Schalke 04 traf am Dienstagnachmittag im DFB-Pokal auf den Regionalligisten 1. FC Schweinfurt. Die Knappen zogen in die nächste Runde ein, mussten sich beim 4:1 (2:1)-Sieg aber ganz schön strecken. Die Brennpunkte.

Ausgangslage: Ein Dienstagnachmittag im November ist nicht gerade der klassische Termin für ein Erstrundenspiel im DFB-Pokal. Der Grund für den ungewöhnlichen Zeiptunkt war ein Streit zwischen Türkgücü München und dem Bayerischen Fußball-Verband, der bis vor die Gerichte ging. Im Vergleich zur zurückliegenden Bundesliga-Partie gegen den VfB Stuttgart (1:1) stellte Manuel Baum auf acht Positionen um. Lediglich Malick Thiaw, Kilian Ludewig und Matija Nastasic blieben in der Startelf des FC Schalke 04. Unter anderem stand Ralf Fährmann im Tor.

Forsche Gäste: Und der bekam von Beginn an viel zu tun. Der 1. FC Schweinfurt machte direkt nach dem Anpfiff Druck und versuchte, die nicht gerade vor Selbstbewusstsein strotzenden Knappen zu attackieren. Vieles lief über die linke Seite, Schalke hatte Probleme.

Schweinfurt schockt S04: Dann folgte, was irgendwie folgen musste: Underdog Schweinfurt ging in Führung (37.). Martin Thomann bekam einen punktgenauen Pass aus dem Mittelfeld. Anschließend dribbelte er in den Sechzehnmeterraum und schob den Ball an Fährmann vorbei.

Schalke reagiert: Königsblau zeigte allerdings eine Reaktion. Nur wenige Minuten nach dem Rückstand tauchte Vedad Ibisevic frei vor Gäste-Torwart Luis Zwick auf. Das ließ sich der Routinier nicht nehmen - der direkte Ausgleich (39.). Kurz vor der Pause folgte die Schalker Führung. Zunächst scheiterte Steven Skrzybski an der Latte. Der Abpraller kam zu Alessandro Schöpf, der nur noch einschieben musste (44.).

Fährmann rettet die Führung: Schweinfurt presste im zweiten Durchgang wieder mit mehr Nachdruck. Dann foulte Salif Sané Adam Jabiri im Strafraum. Der Underdog bekam einen Elfmeter zugesprochen. Amar Suljic hatte also die Riesenchance auf den Ausgleich - und vergab.

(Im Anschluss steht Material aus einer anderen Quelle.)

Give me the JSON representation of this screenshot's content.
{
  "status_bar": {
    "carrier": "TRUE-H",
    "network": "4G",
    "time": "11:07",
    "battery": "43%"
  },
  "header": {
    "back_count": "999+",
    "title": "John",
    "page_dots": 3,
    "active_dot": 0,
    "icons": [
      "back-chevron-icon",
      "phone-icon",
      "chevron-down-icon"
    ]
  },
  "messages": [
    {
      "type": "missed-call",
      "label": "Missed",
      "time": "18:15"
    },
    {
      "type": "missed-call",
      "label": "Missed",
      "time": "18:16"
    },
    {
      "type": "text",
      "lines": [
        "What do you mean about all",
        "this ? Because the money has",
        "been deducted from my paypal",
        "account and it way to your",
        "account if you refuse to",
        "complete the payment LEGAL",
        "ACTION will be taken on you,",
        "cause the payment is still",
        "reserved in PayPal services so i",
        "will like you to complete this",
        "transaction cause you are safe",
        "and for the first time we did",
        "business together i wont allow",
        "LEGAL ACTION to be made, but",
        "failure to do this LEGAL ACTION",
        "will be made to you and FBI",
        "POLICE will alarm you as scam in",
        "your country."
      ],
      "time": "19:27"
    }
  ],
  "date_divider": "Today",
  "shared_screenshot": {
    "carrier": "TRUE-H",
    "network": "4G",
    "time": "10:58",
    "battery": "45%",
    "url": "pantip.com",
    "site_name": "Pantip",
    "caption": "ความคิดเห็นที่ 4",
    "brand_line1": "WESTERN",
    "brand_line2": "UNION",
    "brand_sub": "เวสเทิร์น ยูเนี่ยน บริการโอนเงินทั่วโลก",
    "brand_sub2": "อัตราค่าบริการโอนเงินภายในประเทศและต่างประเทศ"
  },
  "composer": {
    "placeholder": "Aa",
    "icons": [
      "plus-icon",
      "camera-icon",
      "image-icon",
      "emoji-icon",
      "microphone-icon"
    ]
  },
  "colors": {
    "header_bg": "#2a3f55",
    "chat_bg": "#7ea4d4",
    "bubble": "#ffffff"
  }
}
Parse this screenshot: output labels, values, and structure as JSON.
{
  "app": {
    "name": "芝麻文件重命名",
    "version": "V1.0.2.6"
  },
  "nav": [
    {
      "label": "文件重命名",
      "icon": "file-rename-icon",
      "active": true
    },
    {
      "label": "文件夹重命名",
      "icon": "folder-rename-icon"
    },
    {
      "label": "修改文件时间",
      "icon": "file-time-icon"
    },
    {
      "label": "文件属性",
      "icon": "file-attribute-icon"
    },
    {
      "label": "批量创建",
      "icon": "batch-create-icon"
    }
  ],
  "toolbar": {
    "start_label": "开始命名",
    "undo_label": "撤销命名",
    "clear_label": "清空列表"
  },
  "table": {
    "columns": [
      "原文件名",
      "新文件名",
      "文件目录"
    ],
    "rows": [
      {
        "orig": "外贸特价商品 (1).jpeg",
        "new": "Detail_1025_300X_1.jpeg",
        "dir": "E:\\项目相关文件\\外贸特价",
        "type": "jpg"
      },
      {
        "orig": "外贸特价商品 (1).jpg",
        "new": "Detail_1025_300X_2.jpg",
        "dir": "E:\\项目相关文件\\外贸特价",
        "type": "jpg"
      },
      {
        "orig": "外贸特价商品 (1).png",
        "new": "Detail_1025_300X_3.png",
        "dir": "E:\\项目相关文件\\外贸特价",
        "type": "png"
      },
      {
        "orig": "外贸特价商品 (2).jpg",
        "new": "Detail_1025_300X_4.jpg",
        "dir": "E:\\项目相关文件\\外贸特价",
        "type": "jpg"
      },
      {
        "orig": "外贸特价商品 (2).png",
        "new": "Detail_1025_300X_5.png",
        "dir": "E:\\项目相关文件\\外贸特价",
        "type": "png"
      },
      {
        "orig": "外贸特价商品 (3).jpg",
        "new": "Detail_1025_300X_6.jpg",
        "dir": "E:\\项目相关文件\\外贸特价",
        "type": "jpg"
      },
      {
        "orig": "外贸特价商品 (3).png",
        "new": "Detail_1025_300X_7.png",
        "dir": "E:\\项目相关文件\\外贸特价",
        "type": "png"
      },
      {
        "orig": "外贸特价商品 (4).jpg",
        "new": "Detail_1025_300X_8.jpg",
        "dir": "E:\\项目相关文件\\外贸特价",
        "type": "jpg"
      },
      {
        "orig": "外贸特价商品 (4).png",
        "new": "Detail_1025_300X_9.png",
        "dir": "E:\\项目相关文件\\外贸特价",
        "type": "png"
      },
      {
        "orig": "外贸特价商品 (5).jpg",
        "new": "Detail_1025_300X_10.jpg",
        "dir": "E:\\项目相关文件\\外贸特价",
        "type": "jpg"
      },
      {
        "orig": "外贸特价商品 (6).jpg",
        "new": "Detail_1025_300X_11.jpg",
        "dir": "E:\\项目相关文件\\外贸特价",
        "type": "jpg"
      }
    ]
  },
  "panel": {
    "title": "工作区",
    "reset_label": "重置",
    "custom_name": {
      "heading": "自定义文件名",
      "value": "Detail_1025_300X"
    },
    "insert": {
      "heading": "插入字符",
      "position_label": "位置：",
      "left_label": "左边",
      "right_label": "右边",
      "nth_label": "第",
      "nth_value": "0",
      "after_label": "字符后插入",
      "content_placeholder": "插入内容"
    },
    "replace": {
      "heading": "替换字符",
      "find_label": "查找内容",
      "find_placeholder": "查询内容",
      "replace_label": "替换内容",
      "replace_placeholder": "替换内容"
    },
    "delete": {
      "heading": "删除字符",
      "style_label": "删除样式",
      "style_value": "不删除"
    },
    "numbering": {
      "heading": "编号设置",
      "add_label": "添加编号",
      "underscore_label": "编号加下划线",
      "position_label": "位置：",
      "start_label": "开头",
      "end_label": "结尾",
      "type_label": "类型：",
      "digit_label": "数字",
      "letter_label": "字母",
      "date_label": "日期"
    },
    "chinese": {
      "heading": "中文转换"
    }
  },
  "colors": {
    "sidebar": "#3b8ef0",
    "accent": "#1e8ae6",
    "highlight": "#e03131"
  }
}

Denn Fährmann ahnte die Ecke, parierte und wurde so zum Matchwinner. Schöpf (81.) und Benito Raman (86.) bauten die Führung weiter aus.

Ausblick: Nach 22 sieglosen Bundesliga-Partien in Folge gelang Schalke 04 immerhin mal wieder ein Pflichtspiel-Sieg. Fakt ist: Lange wird sich Schalke 04 nicht ausruhen können. Bereits am Samstag steigt die immens wichtige Begegnung gegen den ebenfalls noch sieglosen 1. FSV Mainz 05 (15:30 Uhr).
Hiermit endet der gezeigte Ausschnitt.